🤖 AI Summary
This study addresses the absence of closed-loop benchmarks encompassing communication, visual feedback, and interruption handling in robotic hairdressing teleoperation by constructing a closed-loop teleoperation architecture evaluated on mannequin testbeds. Through multimodal network latency measurements and trajectory error analysis, this work quantifies, for the first time, the delay distribution characteristics across local, relayed, and remote deployments. Furthermore, it proposes a detection-loss rebasing algorithm to optimize interruption recovery mechanisms. The research identifies the primary sources of latency in remote mode and reveals that end-effector retraction phases dominate trajectory errors; upon excluding these segments, the root mean square error decreases to 9.6 mm. Additionally, the system’s capability for smooth motion recovery is validated, thereby establishing a systematic evaluation framework for hairdressing teleoperation.
📝 Abstract
Robotic haircutting requires controlled tool motion near the head while simultaneously accounting for communication, visual feedback, tool actuation, and interruption handling. Existing studies still lack an operator-in-the-loop reference for analyzing these coupled behaviors before human trials or stronger autonomy.

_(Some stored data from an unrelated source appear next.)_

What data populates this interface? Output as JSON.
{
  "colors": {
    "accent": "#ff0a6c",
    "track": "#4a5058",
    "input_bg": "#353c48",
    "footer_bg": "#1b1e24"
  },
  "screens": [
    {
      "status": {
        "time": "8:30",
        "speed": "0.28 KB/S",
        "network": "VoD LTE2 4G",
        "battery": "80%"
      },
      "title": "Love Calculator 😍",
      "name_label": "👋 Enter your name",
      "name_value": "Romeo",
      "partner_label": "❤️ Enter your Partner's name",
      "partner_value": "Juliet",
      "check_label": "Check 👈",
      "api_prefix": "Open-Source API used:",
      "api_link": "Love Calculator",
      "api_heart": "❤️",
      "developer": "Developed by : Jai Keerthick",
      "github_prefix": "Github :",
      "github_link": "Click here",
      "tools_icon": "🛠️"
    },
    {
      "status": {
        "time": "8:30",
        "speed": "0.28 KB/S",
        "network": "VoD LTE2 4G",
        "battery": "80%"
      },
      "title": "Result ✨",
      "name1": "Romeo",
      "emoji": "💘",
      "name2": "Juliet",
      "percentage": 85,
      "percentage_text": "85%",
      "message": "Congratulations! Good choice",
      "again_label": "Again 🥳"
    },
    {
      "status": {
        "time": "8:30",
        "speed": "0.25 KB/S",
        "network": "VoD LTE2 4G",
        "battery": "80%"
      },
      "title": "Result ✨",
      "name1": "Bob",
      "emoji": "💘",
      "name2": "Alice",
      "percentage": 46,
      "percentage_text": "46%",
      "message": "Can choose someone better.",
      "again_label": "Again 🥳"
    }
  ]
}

This paper presents TeleHairing, a closed-loop teleoperation architecture for mannequin-based robotic haircutting evaluation under local, relay, and remote deployment conditions. Logged timing shows that the main remote latency increase occurs before the robot-side control endpoint: overall timing reached 190.5~ms in remote mode, while robot-side command queue, control processing, and control-to-robot timing remained similar across modes. Trajectory analysis shows that the larger remote command-following error was dominated by the terminal withdrawal segment rather than accumulated uniformly over the path; excluding this segment reduced remote root-mean-square error (RMSE) from 45.1 mm to 9.6 mm. Detection-loss trials further show that rebase events resumed motion without a large target jump under the tested condition. These results clarify how deployment, execution, and interruption affect the robotic haircutting teleoperation loop, providing a quantitative reference for future autonomy, safety, and user-facing studies.